Longest Palindromic Substring

Description

Given a string s, return the longest palindromic substring in s.



Example 1:

Input: s = "babad"
Output: "bab"
Explanation: "aba" is also a valid answer.
Example 2:

Input: s = "cbbd"
Output: "bb"


Constraints:

1 <= s.length <= 1000
s consist of only digits and English letters.

Solution

The key to understand with palindromes is that there are two different kinds of palindromes: odd-length and even-length.

An odd-length palindrome has, as the name suggests, an odd number of characters whose characters are mirrored symmetrically about a single center character. An even-length palindrome has an even number of characters and the characters are mirrored exactly about a midpoint between two characters.

Ex.

• "aca" and "abcba" are odd-length palindromes and are mirrored symmetrically about the "c" character.
• "aa" and "acca" are even-length palindromes and do not have a center character.

So when finding the longest palindromic substring, both of these possibilities need to be considered. For this, we'll use what I call the "crawling" traversal.

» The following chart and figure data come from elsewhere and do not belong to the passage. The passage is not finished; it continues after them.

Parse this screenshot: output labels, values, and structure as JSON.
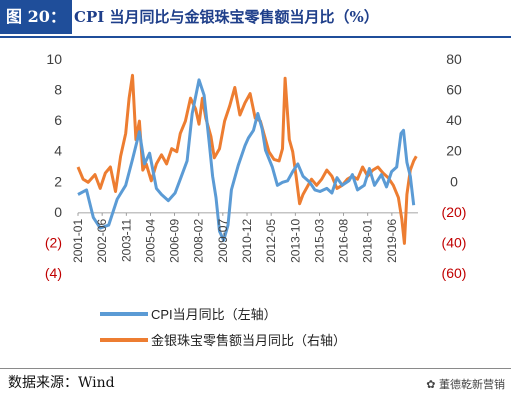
{
  "header": {
    "tag": "图 20：",
    "title": "CPI 当月同比与金银珠宝零售额当月比（%）"
  },
  "footer": {
    "source": "数据来源：Wind",
    "watermark": "✿ 董德乾新营销"
  },
  "colors": {
    "header_bg": "#1f4e9a",
    "cpi": "#5b9bd5",
    "jewelry": "#ed7d31",
    "left_axis_text": "#404040",
    "right_axis_text": "#c00000"
  },
  "chart_data": {
    "type": "line",
    "grid": false,
    "legend_position": "bottom",
    "x_tick_labels": [
      "2001-01",
      "2002-06",
      "2003-11",
      "2005-04",
      "2006-09",
      "2008-02",
      "2009-07",
      "2010-12",
      "2012-05",
      "2013-10",
      "2015-03",
      "2016-08",
      "2018-01",
      "2019-06"
    ],
    "left_axis": {
      "ylim": [
        -4,
        10
      ],
      "ticks": [
        10,
        8,
        6,
        4,
        2,
        0,
        -2,
        -4
      ],
      "tick_labels": [
        "10",
        "8",
        "6",
        "4",
        "2",
        "0",
        "(2)",
        "(4)"
      ]
    },
    "right_axis": {
      "ylim": [
        -60,
        80
      ],
      "ticks": [
        80,
        60,
        40,
        20,
        0,
        -20,
        -40,
        -60
      ],
      "tick_labels": [
        "80",
        "60",
        "40",
        "20",
        "0",
        "(20)",
        "(40)",
        "(60)"
      ]
    },
    "series": [
      {
        "name": "CPI当月同比（左轴）",
        "axis": "left",
        "points": [
          [
            2001.0,
            1.2
          ],
          [
            2001.5,
            1.5
          ],
          [
            2001.9,
            -0.3
          ],
          [
            2002.3,
            -1.0
          ],
          [
            2002.8,
            -0.8
          ],
          [
            2003.3,
            0.9
          ],
          [
            2003.8,
            1.8
          ],
          [
            2004.2,
            3.5
          ],
          [
            2004.6,
            5.3
          ],
          [
            2004.9,
            3.2
          ],
          [
            2005.2,
            3.9
          ],
          [
            2005.6,
            1.6
          ],
          [
            2005.9,
            1.2
          ],
          [
            2006.3,
            0.8
          ],
          [
            2006.7,
            1.3
          ],
          [
            2007.0,
            2.2
          ],
          [
            2007.4,
            3.4
          ],
          [
            2007.7,
            6.5
          ],
          [
            2008.1,
            8.7
          ],
          [
            2008.4,
            7.7
          ],
          [
            2008.7,
            4.6
          ],
          [
            2008.9,
            2.4
          ],
          [
            2009.1,
            1.0
          ],
          [
            2009.3,
            -1.2
          ],
          [
            2009.55,
            -1.8
          ],
          [
            2009.8,
            -0.8
          ],
          [
            2010.0,
            1.5
          ],
          [
            2010.4,
            3.1
          ],
          [
            2010.8,
            4.4
          ],
          [
            2011.0,
            4.9
          ],
          [
            2011.3,
            5.4
          ],
          [
            2011.55,
            6.5
          ],
          [
            2011.8,
            5.5
          ],
          [
            2012.0,
            4.1
          ],
          [
            2012.4,
            3.0
          ],
          [
            2012.7,
            1.8
          ],
          [
            2013.0,
            2.0
          ],
          [
            2013.3,
            2.1
          ],
          [
            2013.6,
            2.7
          ],
          [
            2013.9,
            3.2
          ],
          [
            2014.2,
            2.4
          ],
          [
            2014.6,
            2.0
          ],
          [
            2014.9,
            1.5
          ],
          [
            2015.2,
            1.4
          ],
          [
            2015.6,
            1.6
          ],
          [
            2015.9,
            1.3
          ],
          [
            2016.2,
            2.3
          ],
          [
            2016.5,
            1.8
          ],
          [
            2016.9,
            2.1
          ],
          [
            2017.1,
            2.5
          ],
          [
            2017.4,
            1.5
          ],
          [
            2017.8,
            1.8
          ],
          [
            2018.1,
            2.9
          ],
          [
            2018.4,
            1.8
          ],
          [
            2018.8,
            2.5
          ],
          [
            2019.1,
            1.7
          ],
          [
            2019.4,
            2.7
          ],
          [
            2019.7,
            3.0
          ],
          [
            2019.95,
            5.2
          ],
          [
            2020.1,
            5.4
          ],
          [
            2020.3,
            3.3
          ],
          [
            2020.5,
            2.4
          ],
          [
            2020.7,
            0.5
          ]
        ]
      },
      {
        "name": "金银珠宝零售额当月同比（右轴）",
        "axis": "right",
        "points": [
          [
            2001.0,
            10
          ],
          [
            2001.3,
            2
          ],
          [
            2001.6,
            0
          ],
          [
            2002.0,
            5
          ],
          [
            2002.3,
            -4
          ],
          [
            2002.6,
            6
          ],
          [
            2002.9,
            10
          ],
          [
            2003.2,
            -6
          ],
          [
            2003.5,
            17
          ],
          [
            2003.8,
            32
          ],
          [
            2004.0,
            55
          ],
          [
            2004.2,
            70
          ],
          [
            2004.4,
            28
          ],
          [
            2004.6,
            40
          ],
          [
            2004.8,
            8
          ],
          [
            2005.0,
            12
          ],
          [
            2005.3,
            1
          ],
          [
            2005.6,
            12
          ],
          [
            2005.9,
            18
          ],
          [
            2006.2,
            12
          ],
          [
            2006.5,
            22
          ],
          [
            2006.8,
            20
          ],
          [
            2007.0,
            32
          ],
          [
            2007.3,
            40
          ],
          [
            2007.6,
            55
          ],
          [
            2007.9,
            48
          ],
          [
            2008.1,
            38
          ],
          [
            2008.3,
            55
          ],
          [
            2008.5,
            42
          ],
          [
            2008.8,
            30
          ],
          [
            2009.0,
            16
          ],
          [
            2009.3,
            22
          ],
          [
            2009.6,
            40
          ],
          [
            2009.9,
            50
          ],
          [
            2010.2,
            62
          ],
          [
            2010.5,
            44
          ],
          [
            2010.8,
            52
          ],
          [
            2011.1,
            58
          ],
          [
            2011.4,
            42
          ],
          [
            2011.7,
            40
          ],
          [
            2011.9,
            32
          ],
          [
            2012.2,
            20
          ],
          [
            2012.5,
            15
          ],
          [
            2012.8,
            14
          ],
          [
            2013.0,
            22
          ],
          [
            2013.15,
            68
          ],
          [
            2013.4,
            28
          ],
          [
            2013.6,
            20
          ],
          [
            2013.8,
            4
          ],
          [
            2014.0,
            -14
          ],
          [
            2014.2,
            -8
          ],
          [
            2014.4,
            -4
          ],
          [
            2014.7,
            2
          ],
          [
            2015.0,
            -2
          ],
          [
            2015.3,
            2
          ],
          [
            2015.6,
            8
          ],
          [
            2015.9,
            4
          ],
          [
            2016.2,
            -4
          ],
          [
            2016.5,
            -2
          ],
          [
            2016.8,
            2
          ],
          [
            2017.1,
            4
          ],
          [
            2017.4,
            2
          ],
          [
            2017.7,
            10
          ],
          [
            2018.0,
            4
          ],
          [
            2018.3,
            8
          ],
          [
            2018.6,
            10
          ],
          [
            2018.9,
            6
          ],
          [
            2019.2,
            3
          ],
          [
            2019.5,
            -2
          ],
          [
            2019.8,
            -10
          ],
          [
            2020.0,
            -24
          ],
          [
            2020.15,
            -40
          ],
          [
            2020.3,
            -8
          ],
          [
            2020.5,
            8
          ],
          [
            2020.7,
            14
          ],
          [
            2020.85,
            17
          ]
        ]
      }
    ]
  }
}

Two pointers, first and second will start at the same position and will move forward sequentially, not simultaneously. These two pointers will always represent the "center" of our palindrome; when trying to find an odd-length palindrome, the pointers will be directly on top of each other, when trying to find an even-length palindrome, the pointers will be one off from each other (the first pointer will be one ahead of second). At each iteration, two more pointers will be spawned, a left pointer starting at second and a right pointer starting at first. As long as the characters at the two pointers are equal, we have a valid palindrome and the left pointer moves left one and right pointer moves right one. The moment the characters at the left and right pointers are not equal, we no longer have a palindrome and should break out of the inner loop. Each time we break out of the inner loop, we calculate the substring at that point and if it's longer than the previous longest substring, we replace it.

In code:

class Solution {
    public String longestPalindrome(String s) {

        String longest = "";
        int first = 0, second = 0;
        while (first < s.length()) {

            int left = second, right = first;
            while (left >= 0 && right < s.length() && s.charAt(left) == s.charAt(right)) {
                left--;
                right++;
            }

            // when calculating current substring, need to add 1 to left since at this
            // point the left pointer is outside of the bounds of the valid palindrome.
            // don't need to do the same to right because the second paramater is exclusive in String.substring.
            String current = s.substring(left + 1, right);
            if (current.length() > longest.length())
                longest = current;

            if (first == second)
                first++;
            else
                second++;
        }

        return longest;
    }
}

The time complexity for this solution is O(n * m) and a space complexity of O(m) with m being the length of the longest substring.